TCP with TLS require two additional round-trips to establish a secure connection which can take 200-300ms, depending on the distance – this estimate considers the distance between the UK and the USA.
That’s quite a delay. Add to it the possibility of losing a couple of packets sent over TCP and your users can get frustrated pretty quick.
Lower latency in QUIC is achieved mainly by using UDP, it’s generally a much faster protocol than TCP.
Regardless of all the efforts, we’re always limited by speed of light in terms of internet connection. We’re trying to get as close to it as possible.
Google report from August 2017 states that “on average, QUIC reduces latency of Google Search responses by 8.0% for desktop users and by 3.6% for mobile users. Furthermore, it reduces rebuffer rates of YouTube playbacks by 18.0% for desktop users and 15.3% for mobile users.” That’s already pretty solid.
The adoption of 0-RTT (zero round-trip time) is at its beginnings, basically cutting the time necessary to establish (more precisely to re-establish) a connection to zero.
QUIC connections are expected to commonly use 0-RTT handshakes. That means clients can send data right away without waiting for a reply from the server.
QUIC incorporates TLS 1.3 at the transport layer. Features of the new encryption are:
- Being comparable to running TLS over TCP
- Perfect forward secrecy with a more efficient handshake.
- IP spoofing protection
- Requires signed proof of IP address. Each IP address is assigned a unique token it’ll use to authorise the connection.
- Replay attack protection
- Single-use cryptographic nonce. A solution to assign a unique number to each packet to prevent replay (or playback) attacks from occurring.
Headers in TCP connection appear in plaintext and are in no way authenticated. This makes them unsecured.
QUIC packets, on the other hand, are always authenticated and the payload is fully encrypted. There are still some unencrypted parts but these are authenticated by the receiver afterwards. That makes the whole communication secure, either right in the beginning or later, to confirm that there hasn’t been any breach.
Forward Error Correction
This is being developed explicitly for QUIC. It could have been added to HTTP/2 but never was.
You’re preemptively sending additional data to avoid the need to re-transmit the packet. It’s a packet that corrects the missing packet. You’re sending more data to get a faster, more stable connection of a higher quality.
Easy Network Transition
Each QUIC packet has its own unique identifier.
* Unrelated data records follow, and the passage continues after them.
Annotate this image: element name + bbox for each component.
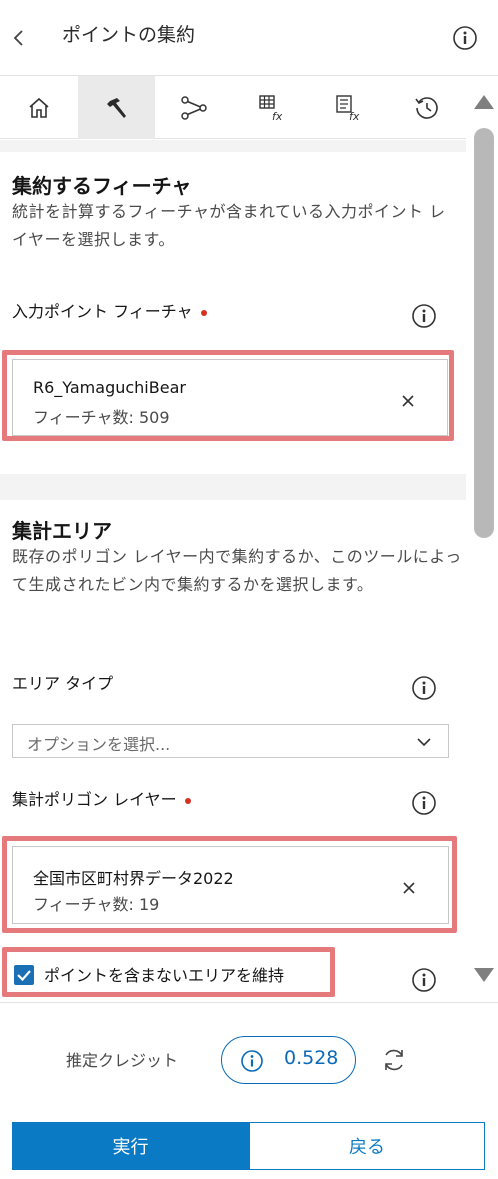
close-icon[interactable] xyxy=(399,392,417,410)
info-icon[interactable] xyxy=(411,967,437,993)
credits-pill[interactable]: 0.528 xyxy=(221,1036,356,1084)
layer-feature-count: フィーチャ数: 19 xyxy=(33,895,160,914)
tab-home[interactable] xyxy=(0,76,78,139)
required-indicator xyxy=(200,309,207,316)
polygon-layer-label: 集計ポリゴン レイヤー xyxy=(12,786,191,810)
chevron-down-icon xyxy=(417,738,431,747)
page-title: ポイントの集約 xyxy=(62,24,196,46)
required-indicator xyxy=(184,797,191,804)
layer-feature-count: フィーチャ数: 509 xyxy=(33,408,170,427)
layer-name: R6_YamaguchiBear xyxy=(33,378,186,397)
scrollbar-thumb[interactable] xyxy=(474,128,494,538)
section-title-features: 集約するフィーチャ xyxy=(12,174,192,198)
section-description-summary-area: 既存のポリゴン レイヤー内で集約するか、このツールによって生成されたビン内で集約… xyxy=(12,547,462,594)
network-icon xyxy=(181,95,207,120)
tab-list-fx[interactable]: fx xyxy=(311,76,389,139)
section-divider xyxy=(0,140,466,152)
svg-text:fx: fx xyxy=(272,110,283,122)
section-title-summary-area: 集計エリア xyxy=(12,519,112,543)
area-type-select[interactable]: オプションを選択... xyxy=(12,724,449,758)
tool-tabs: fx fx xyxy=(0,76,466,139)
info-icon xyxy=(241,1050,263,1072)
scroll-up-arrow[interactable] xyxy=(474,95,494,109)
info-icon[interactable] xyxy=(411,675,437,701)
layer-name: 全国市区町村界データ2022 xyxy=(33,869,234,888)
input-layer-card[interactable]: R6_YamaguchiBear フィーチャ数: 509 xyxy=(12,359,448,436)
home-icon xyxy=(29,97,49,118)
tab-history[interactable] xyxy=(388,76,466,139)
scroll-down-arrow[interactable] xyxy=(474,968,494,982)
info-icon[interactable] xyxy=(411,790,437,816)
tab-tools[interactable] xyxy=(77,76,156,139)
run-button[interactable]: 実行 xyxy=(12,1122,249,1170)
checkmark-icon xyxy=(17,970,31,982)
panel-footer: 推定クレジット 0.528 実行 戻る xyxy=(0,1002,498,1179)
chevron-left-icon xyxy=(13,30,23,46)
tab-network[interactable] xyxy=(155,76,233,139)
close-icon[interactable] xyxy=(400,879,418,897)
panel-header: ポイントの集約 xyxy=(0,0,498,76)
table-fx-icon: fx xyxy=(259,94,283,122)
section-divider xyxy=(0,474,466,500)
polygon-layer-card[interactable]: 全国市区町村界データ2022 フィーチャ数: 19 xyxy=(12,846,449,924)
back-button[interactable] xyxy=(6,20,30,56)
history-icon xyxy=(415,96,438,119)
keep-empty-checkbox[interactable] xyxy=(14,965,34,985)
area-type-label: エリア タイプ xyxy=(12,674,114,693)
hammer-icon xyxy=(107,97,127,118)
tab-table-fx[interactable]: fx xyxy=(233,76,311,139)
section-description-features: 統計を計算するフィーチャが含まれている入力ポイント レイヤーを選択します。 xyxy=(12,202,446,249)
info-icon[interactable] xyxy=(411,303,437,329)
estimated-credits-label: 推定クレジット xyxy=(66,1051,179,1070)
svg-text:fx: fx xyxy=(349,110,360,122)
credits-value: 0.528 xyxy=(284,1047,339,1069)
back-button[interactable]: 戻る xyxy=(249,1122,485,1170)
refresh-icon[interactable] xyxy=(380,1046,408,1074)
keep-empty-label[interactable]: ポイントを含まないエリアを維持 xyxy=(44,962,284,986)
list-fx-icon: fx xyxy=(336,94,360,122)
info-icon[interactable] xyxy=(452,25,478,51)
select-placeholder: オプションを選択... xyxy=(27,735,171,754)
input-features-label: 入力ポイント フィーチャ xyxy=(12,298,207,322)
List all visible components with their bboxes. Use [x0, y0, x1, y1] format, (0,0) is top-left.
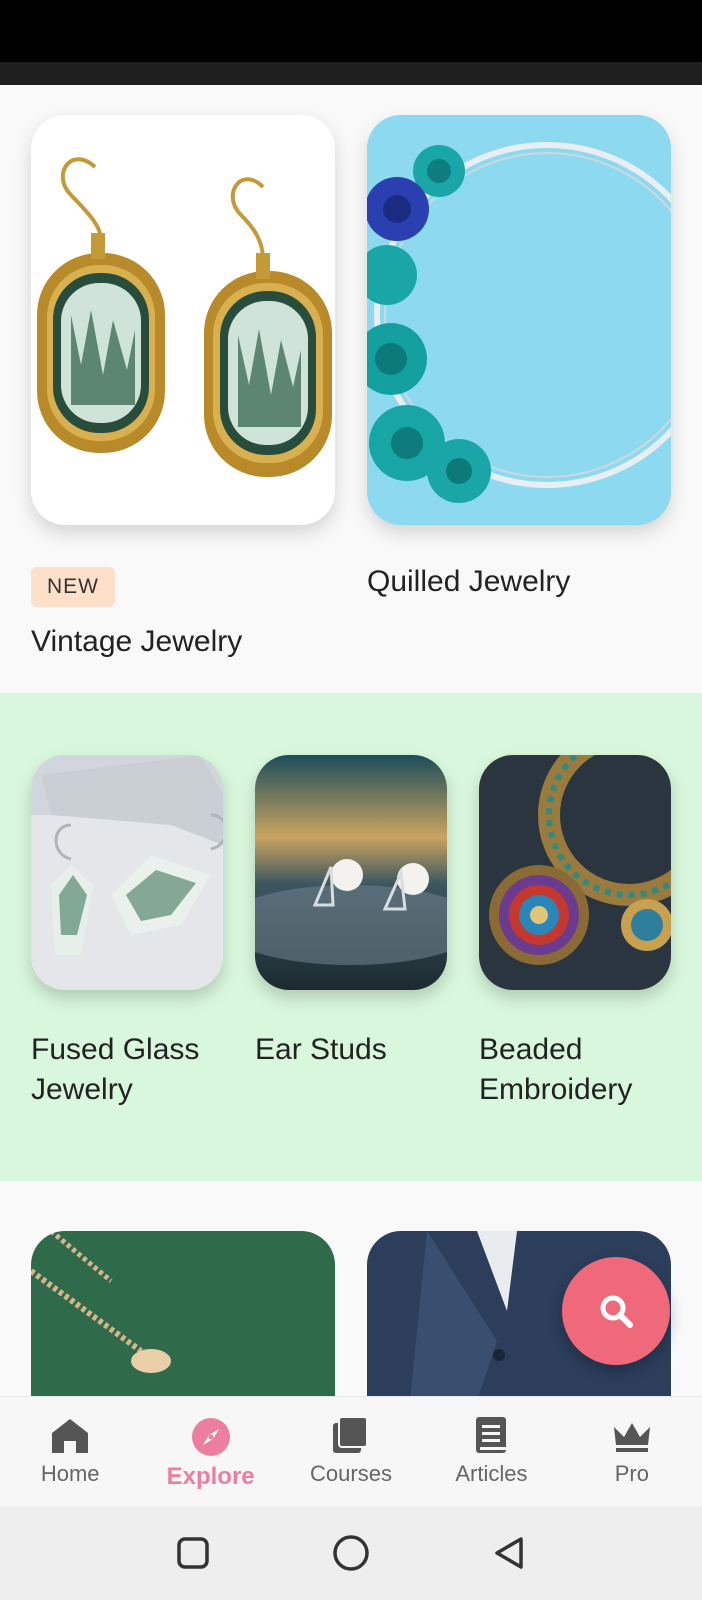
- nav-item-home[interactable]: Home: [0, 1397, 140, 1506]
- system-navigation-bar: [0, 1506, 702, 1600]
- book-icon: [476, 1417, 507, 1453]
- home-button[interactable]: [331, 1533, 371, 1573]
- explore-content[interactable]: NEW Vintage Jewelry Quilled Jewelry Fuse…: [0, 85, 702, 1396]
- card-gold-chain-necklace[interactable]: [31, 1231, 335, 1396]
- status-bar: [0, 0, 702, 62]
- nav-item-articles[interactable]: Articles: [421, 1397, 561, 1506]
- fused-glass-image: [31, 755, 223, 990]
- home-icon: [52, 1419, 89, 1453]
- nav-label: Articles: [455, 1461, 528, 1486]
- search-icon: [600, 1295, 633, 1328]
- nav-item-explore[interactable]: Explore: [140, 1397, 280, 1506]
- new-badge: NEW: [31, 567, 115, 607]
- collection-section: Fused Glass Jewelry Ear Studs Beaded Emb…: [0, 693, 702, 1181]
- featured-section: NEW Vintage Jewelry Quilled Jewelry: [0, 85, 702, 693]
- app-bar-strip: [0, 62, 702, 85]
- nav-item-courses[interactable]: Courses: [281, 1397, 421, 1506]
- crown-icon: [613, 1423, 650, 1452]
- card-ear-studs[interactable]: Ear Studs: [255, 755, 447, 1070]
- recents-button[interactable]: [175, 1535, 211, 1571]
- courses-icon: [333, 1417, 369, 1453]
- nav-label: Explore: [166, 1463, 255, 1490]
- card-title: Fused Glass Jewelry: [31, 1033, 200, 1106]
- nav-label: Courses: [310, 1461, 392, 1486]
- card-fused-glass-jewelry[interactable]: Fused Glass Jewelry: [31, 755, 223, 1110]
- search-fab[interactable]: [562, 1257, 670, 1365]
- card-beaded-embroidery[interactable]: Beaded Embroidery: [479, 755, 671, 1110]
- card-title: Vintage Jewelry: [31, 625, 243, 658]
- card-title: Ear Studs: [255, 1033, 387, 1066]
- compass-icon: [191, 1418, 230, 1456]
- card-quilled-jewelry[interactable]: Quilled Jewelry: [367, 115, 671, 599]
- card-title: Quilled Jewelry: [367, 565, 571, 598]
- quilled-jewelry-image: [367, 115, 671, 525]
- bottom-navigation: Home Explore Courses Articles Pro: [0, 1396, 702, 1506]
- nav-label: Pro: [614, 1461, 649, 1486]
- nav-label: Home: [40, 1461, 100, 1486]
- card-vintage-jewelry[interactable]: NEW Vintage Jewelry: [31, 115, 335, 659]
- vintage-jewelry-image: [31, 115, 335, 525]
- beaded-embroidery-image: [479, 755, 671, 990]
- nav-item-pro[interactable]: Pro: [562, 1397, 702, 1506]
- ear-studs-image: [255, 755, 447, 990]
- card-title: Beaded Embroidery: [479, 1033, 633, 1106]
- back-button[interactable]: [491, 1535, 527, 1571]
When you switch to a new network/connection you just inform the server that it’s you with a new IP and the connection will just continue. QUIC allows for a seamless transition without the need for a new handshake.
To Sum This Up
- You’re getting a button in your Control Panel to enable gQUIC in the proprietary version that can run at least in Chrome.
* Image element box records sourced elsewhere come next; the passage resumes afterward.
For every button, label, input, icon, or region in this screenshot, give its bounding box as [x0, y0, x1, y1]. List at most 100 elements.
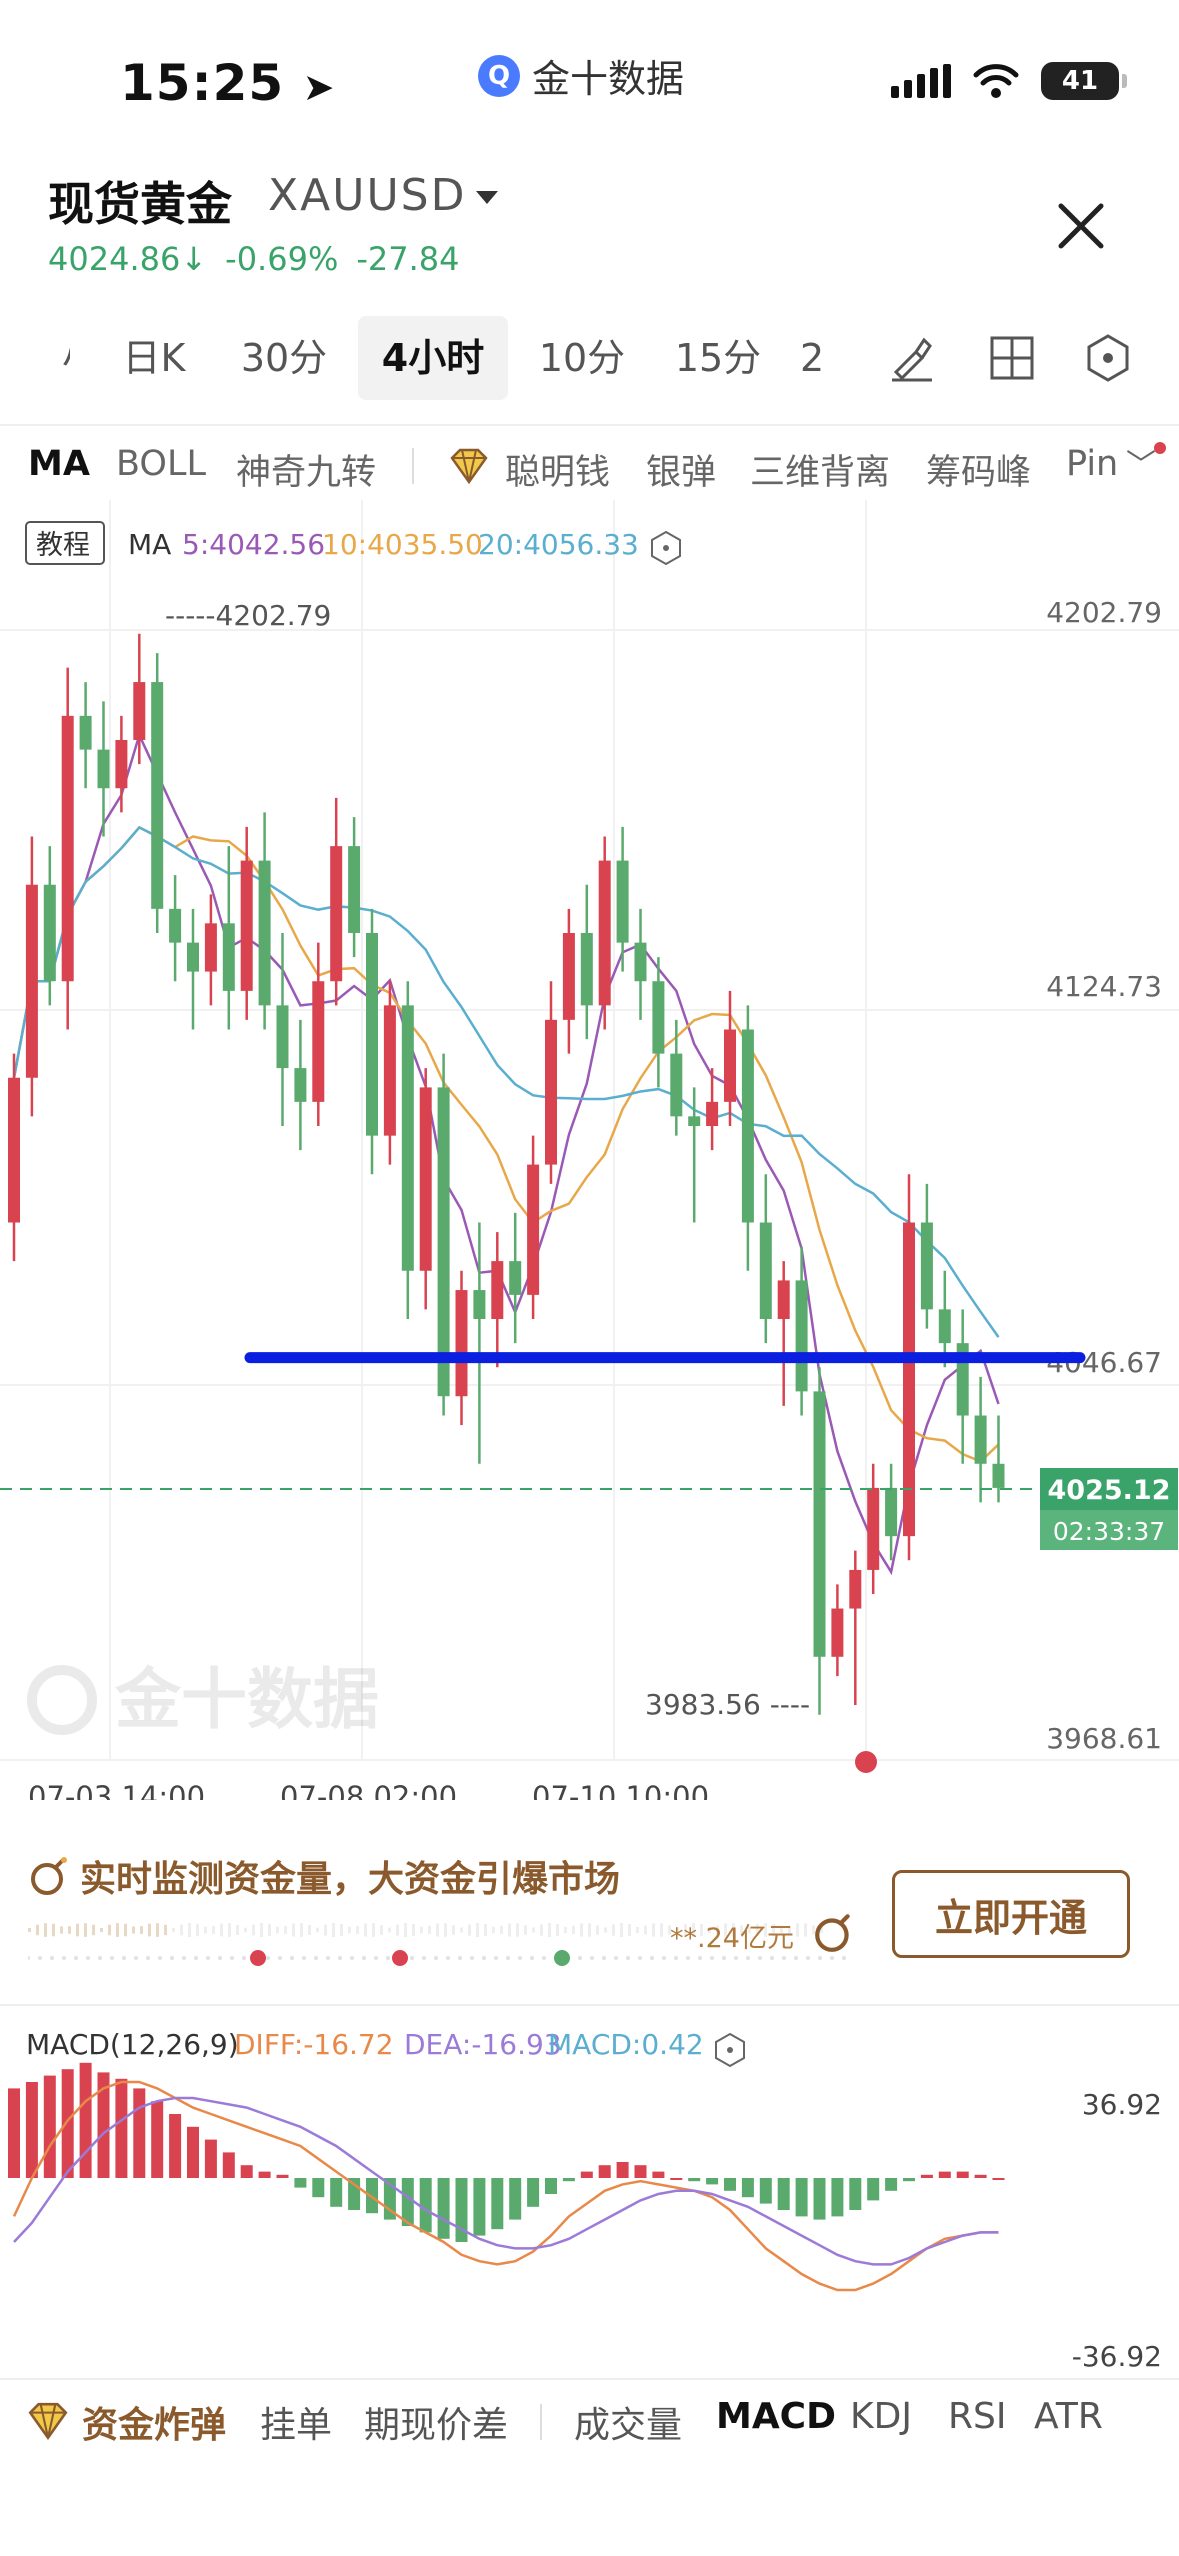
tab-rsi[interactable]: RSI — [948, 2396, 1006, 2437]
symbol-selector[interactable]: XAUUSD — [268, 170, 499, 221]
countdown-value: 02:33:37 — [1053, 1517, 1165, 1546]
ma10-value: 10:4035.50 — [322, 528, 483, 561]
divider — [0, 2004, 1179, 2006]
macd-diff-value: DIFF:-16.72 — [234, 2028, 394, 2061]
candle-body — [61, 715, 74, 982]
candle-body — [885, 1487, 898, 1537]
indicator-pin[interactable]: Pin — [1066, 444, 1118, 484]
promo-amount: **.24亿元 — [670, 1923, 794, 1954]
ma-label: MA — [128, 528, 171, 561]
indicator-silver-bullet[interactable]: 银弹 — [646, 444, 716, 495]
macd-bar — [777, 2178, 790, 2210]
divider — [0, 424, 1179, 426]
candle-body — [276, 1005, 289, 1069]
layout-grid-icon[interactable] — [986, 332, 1038, 384]
tab-15m[interactable]: 15分 — [664, 316, 772, 400]
event-marker[interactable] — [855, 1751, 877, 1773]
candle-body — [43, 884, 56, 982]
candle-body — [222, 923, 235, 991]
candle-body — [258, 860, 271, 1006]
tab-2h[interactable]: 2小 — [800, 316, 860, 400]
candle-body — [831, 1608, 844, 1657]
indicator-magic-nine[interactable]: 神奇九转 — [236, 444, 376, 495]
tab-macd[interactable]: MACD — [716, 2396, 836, 2437]
candle-body — [634, 942, 647, 982]
candle-body — [97, 749, 110, 789]
tab-4h[interactable]: 4小时 — [358, 316, 508, 400]
indicator-chip-peak[interactable]: 筹码峰 — [926, 444, 1031, 495]
tab-pending-orders[interactable]: 挂单 — [260, 2396, 332, 2448]
candle-body — [401, 1005, 414, 1271]
candle-body — [562, 932, 575, 1020]
close-icon[interactable] — [1053, 198, 1109, 254]
candle-body — [795, 1280, 808, 1392]
wifi-icon — [973, 64, 1019, 98]
battery-icon: 41 — [1041, 62, 1127, 100]
candle-body — [133, 682, 146, 740]
low-marker: 3983.56 ---- — [645, 1688, 810, 1721]
x-axis-label: 07-10 10:00 — [532, 1780, 709, 1800]
candle-body — [580, 932, 593, 1006]
price-chart[interactable]: 金十数据 教程 MA 5:4042.56 10:4035.50 20:4056.… — [0, 500, 1179, 1800]
tab-volume[interactable]: 成交量 — [574, 2396, 682, 2448]
indicator-smart-money[interactable]: 聪明钱 — [505, 444, 610, 495]
candle-body — [79, 715, 92, 750]
macd-bar — [61, 2069, 74, 2178]
tab-fund-bomb[interactable]: 资金炸弹 — [82, 2396, 226, 2448]
app-logo-icon: Q — [478, 54, 520, 97]
tab-kdj[interactable]: KDJ — [850, 2396, 912, 2437]
candle-body — [419, 1087, 432, 1271]
candle-body — [383, 1005, 396, 1136]
candle-body — [473, 1290, 486, 1320]
macd-bar — [187, 2126, 199, 2178]
tab-atr[interactable]: ATR — [1034, 2396, 1103, 2437]
tab-10m[interactable]: 10分 — [528, 316, 636, 400]
candle-body — [992, 1463, 1005, 1488]
indicator-3d-divergence[interactable]: 三维背离 — [750, 444, 890, 495]
macd-bar — [240, 2165, 253, 2178]
change-percent: -0.69% — [225, 240, 339, 278]
macd-chart[interactable]: MACD(12,26,9) DIFF:-16.72 DEA:-16.93 MAC… — [0, 2008, 1179, 2378]
drawing-tool-icon[interactable] — [886, 332, 938, 384]
macd-bar — [562, 2178, 575, 2182]
macd-bar — [115, 2078, 128, 2178]
candle-body — [813, 1391, 826, 1657]
sub-indicator-tabs: 资金炸弹 挂单 期现价差 成交量 MACD KDJ RSI ATR — [0, 2384, 1179, 2464]
indicator-boll[interactable]: BOLL — [116, 444, 206, 484]
macd-bar — [616, 2162, 629, 2178]
promo-text: 实时监测资金量，大资金引爆市场 — [80, 1859, 621, 1900]
activate-button[interactable]: 立即开通 — [892, 1870, 1130, 1958]
ma5-value: 5:4042.56 — [182, 528, 325, 561]
indicator-ma[interactable]: MA — [28, 444, 90, 484]
macd-bar — [724, 2178, 736, 2191]
settings-hexagon-icon[interactable] — [1082, 332, 1134, 384]
candle-body — [348, 846, 361, 933]
candle-body — [25, 884, 38, 1078]
macd-dea-value: DEA:-16.93 — [404, 2028, 562, 2061]
candle-body — [455, 1290, 468, 1397]
candle-body — [204, 923, 217, 972]
divider — [412, 448, 414, 484]
tab-day[interactable]: 日K — [104, 316, 204, 400]
macd-bar — [294, 2178, 307, 2188]
macd-bar — [885, 2178, 898, 2191]
candle-body — [759, 1222, 772, 1320]
macd-title: MACD(12,26,9) — [26, 2028, 239, 2061]
y-axis-label: 4202.79 — [1046, 596, 1162, 629]
ma20-value: 20:4056.33 — [478, 528, 639, 561]
candle-body — [938, 1309, 951, 1344]
symbol-label: XAUUSD — [268, 170, 467, 221]
tab-basis-spread[interactable]: 期现价差 — [364, 2396, 508, 2448]
candle-body — [616, 860, 629, 943]
status-indicators: 41 — [891, 62, 1127, 100]
tab-1h[interactable]: 小时 — [0, 316, 70, 400]
macd-histogram-value: MACD:0.42 — [548, 2028, 704, 2061]
macd-y-bottom: -36.92 — [1072, 2340, 1162, 2373]
status-time: 15:25 ➤ — [120, 54, 336, 112]
macd-bar — [759, 2178, 772, 2204]
promo-banner[interactable]: 实时监测资金量，大资金引爆市场 — [28, 1850, 620, 1902]
tab-30m[interactable]: 30分 — [230, 316, 338, 400]
candle-body — [527, 1164, 540, 1295]
chevron-down-icon[interactable]: ﹀ — [1126, 440, 1156, 484]
macd-bar — [437, 2178, 450, 2239]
- IETF is working on a standardised version of QUIC that’ll run in all browsers.
- Once the IETF QUIC is ready, it’ll be used to transfer HTTP data and therefore HTTP/3 will emerge. We’ll also enable it for you once it’s supported in browsers.
If you want to learn more, make sure to check the QUIC documentation by IETF.
We’re hoping for a proper version of HTTP/3 to arrive later this year. CDN77 is very excited about this shift in internet communication. We look forward to future development possibilities, faster browsing and other major improvements.